Forever Fever (Untilted 5), silver gelatin print in second-hand frame, 70 x 100 cm, 2021

Recently, I took some Zoom life drawing sessions with an old high school friend named Alex Schmidt. My first art class was a drawing class at the Art Institute of Chicago's Early College Program, a series of expensive pre-college courses for high school students I had free access to because my father taught at the school. We had life drawing sessions, and were given charcoal and large sheets of brown paper to work with. I loved the charcoal, but was shit at the drawing – I obsessed over shadows, working them as dark as I could, practicing gradual transitions from lightness to dark. I spent no time or attention on form, perspective, realism. I remember the teacher visiting my station and telling me I was interested in light, not form. She was the first one who recommended I try working in a darkroom.

This is an image of Alex sleeping on a beach in Michigan (2009), covered with (clockwise from left): a wet self-portrait in the first apartment I lived in after moving out of my parent's house (2009); an ivy-covered lamp post in an alley (2003); my father reading a book (2005); a tie tied to a lamppost (2005).

Forever Fever (Untilted 6), silver gelatin print in second-hand frame, 70 x 100 cm, 2021

At first, I thought Forever Fever was going to be a combination of old and new photographs taken on trips with friends.
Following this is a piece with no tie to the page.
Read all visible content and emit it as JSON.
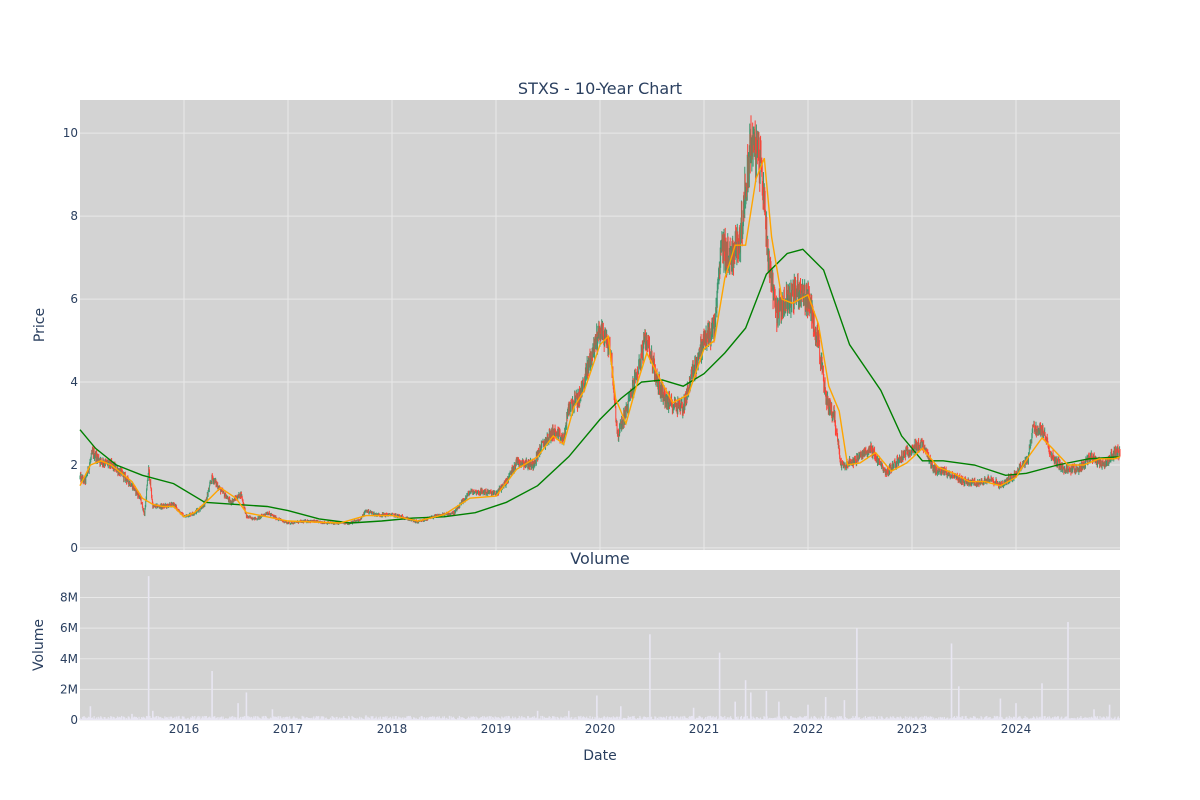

Forever Fever is the feeling I get every time I travel with a group of friends: the intimacy of living and moving and witnessing together creates the mirage that this group is family now, that this is what the rest of my life will be. By now, I have had so many rest of my lives. I believed in every one of them, still believe them now in some ways. At some point, I shifted gears from the trip photos. I think it is because when I combined images of these trips and these different groups of people, the combination challenged the uniqueness of my connections to them. All of those groups ended, as all trips end, and seeing them all together made the work about the end of them, some kind of memory tomb. I'm writing about emotional trips as well as literal trips now: endless forever fevers. We catch a fever once, we gain temporary immunity, we catch it again, our bodies remember, they learn from controlled exposure (a vaccine), we remember the year of the fever, the cycle becomes seasonal, we catch a fever again.

This is a photograph of a friend taking pictures of the Louvre in Paris (2004), covered by (clockwise from upper left): a selfie on my bedroom floor (2004); a tabletop at a favourite Japanese restaurant (2003); an aisle of a thrift store (2002); an out-of-focus selfie in O'Hare airport with a friend Rose they day she left for a year to live in Paris (2003).